Stuffed! - The WarriorIn Stuffed!, a corporate benefits administrator inherits his late father’s amateur museum of oddities. Hidden amongst the nick-knacks and curiosities is a very lifelike statue of an African man, replete with loincloth and what appears to be the broken shaft of a spear. Tim’s father always called the statue ‘The Bloodthirsty Savage’. But Tim’s family doesn’t want the statue around in their suburban home. So Tim takes ‘The Savage’ to a museum, kicking off a convoluted, hilarious journey to give the figure a proper home.

It soon turns out The Savage — which they tactfully rename ‘The Warrior’ — is in fact a real, stuffed man from Eastern Africa. But returning him to his homeland is not nearly as simple as it seems. Add to this mixture a crazed hippie brother, museum bureaucracy, memories of a horrible father, a few diplomats and racial politics, and you get one hell of a nutty fruitcake.

Cultural property may be very loosely described as the place where intellectual property and human rights meet. People who care about cultural property care about where the objects in museums come from, who has the right to sell or buy culture, and ensuring that generations of knowledge — often created by indigenous peoples — is not merely cast away or exploited.

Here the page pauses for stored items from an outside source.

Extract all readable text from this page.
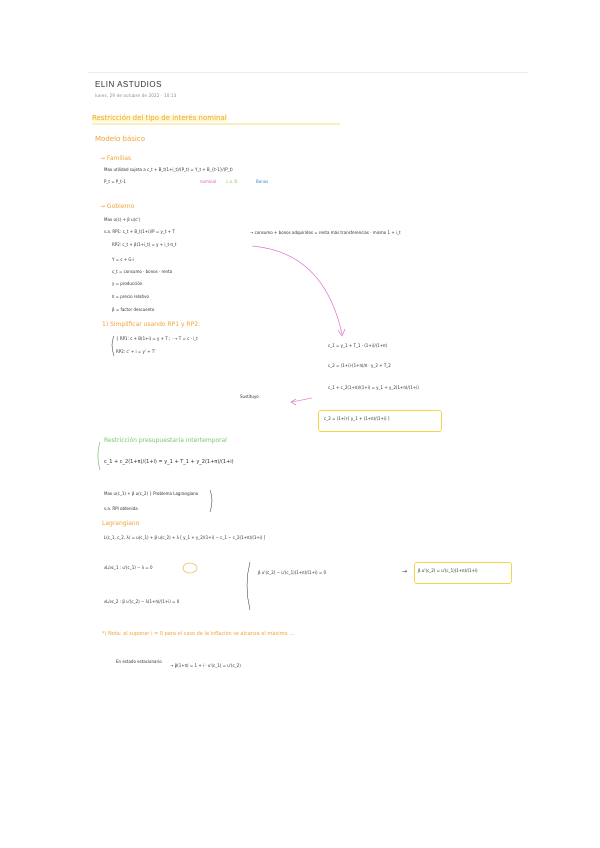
ELIN ASTUDIOS
lunes, 29 de octubre de 2022 · 10:13
Restricción del tipo de interés nominal
Modelo básico
→ Familias
Max utilidad sujeta a c_t + B_t(1+i_t)/(P_t) = Y_t + B_{t-1}/(P_t)
P_t = P_t-1	nominal c.o. B	Bonos
→ Gobierno
Max u(c) + β u(c')
s.a. RP1: c_t + B_t(1+i)/P = y_t + T	→ consumo + bonos adquiridos = renta más transferencias · mismo 1 + i_t
RP2: c_t + β(1+i_t) = y + i_t·π_t
Y = c + G·i
c_t = consumo · bonos · renta
y = producción
π = precio relativo
β = factor descuento
1) Simplificar usando RP1 y RP2:
{ RP1: c + B(1+i) = y + T ; · → T = c · i_t
RP2: c' + i = y' + T'
c_1 = y_1 + T_1 · (1+i)/(1+π)
c_2 = (1+i)·(1+π)/π · y_2 + T_2
c_1 + c_2(1+π)/(1+i) = y_1 + y_2(1+π)/(1+i)
c_2 = (1+i)·[ y_1 + (1+π)/(1+i) ]
Sustituyo
Restricción presupuestaria intertemporal
c_1 + c_2(1+π)/(1+i) = y_1 + T_1 + y_2(1+π)/(1+i)
Max u(c_1) + β u(c_2) } Problema Lagrangiano
s.a. RPI obtenida
Lagrangiano
L(c_1, c_2, λ) = u(c_1) + β u(c_2) + λ [ y_1 + y_2/(1+i) − c_1 − c_2(1+π)/(1+i) ]
∂L/∂c_1 : u'(c_1) − λ = 0
∂L/∂c_2 : β u'(c_2) − λ(1+π)/(1+i) = 0
β u'(c_2) − u'(c_1)(1+π)/(1+i) = 0	→	β u'(c_2) = u'(c_1)(1+π)/(1+i)
*) Nota: al suponer i = 0 para el caso de la inflación se alcanza el máximo ....
En estado estacionario
→ β(1+π) = 1 + i · u'(c_1) = u'(c_2)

In the U.S., many of the Native American items in museums were acquired through grave robbing. Congress decided to remedy this problem after years of lobbying by Native American groups with the Native American Graves Protection Act — ensuring that sacred remains be returned to their tribe of origin. Internationally, the best known example of cultural property is the Elgin Marbles, a series of carvings that were hacked off the Parthenon in Greece and shipped to the British Museum, where they now reside. There are good arguments for each side of these debates with the eventual outcome likely to be that museums as we know them will soon change forever to become living, breathing institutions of learning.

Stuffed!Anyway, all of these issues are at play in Stuffed!. Who ‘owns’ the The Warrior? Where is his real home? Which country in Africa should take him, if any? And what rights do African-Americans have in the repatriation of an ‘ancestor’?

Author Glenn Eichler writes for The Colbert Report and it shows. He combines well with illustrator Nick Bertozzi to capture some deadpan, slapstick humor. Tim carts the statue of ‘The Warrior’ through Harlem with the head sticking out the window, to have the covering blown off while he is at a stop light. The black museum official’s high minded values collide with Tim’s loose-cannon brother until they smooth it over with a joint. Then his brother tells a racist joke. Meanwhile, the women question the ‘warrior’ nature of the statue and joke that his broken shaft is a vibrator.

These jokes are all the more impressive because comedic timing in a graphic novel can be much trickier than onscreen. It’s easy for authors to become muddled by the pacing of the panels. That doesn’t happen here.

By the end of the story — and I won’t ruin it for you — Tim has developed a special relationship with ‘The Warrior’, chock full of amusing dreams and flashbacks. Behind all the laughter is an admirable sensitivity to issues of displacement and fatherhood. And who doesn’t like to learn and laugh?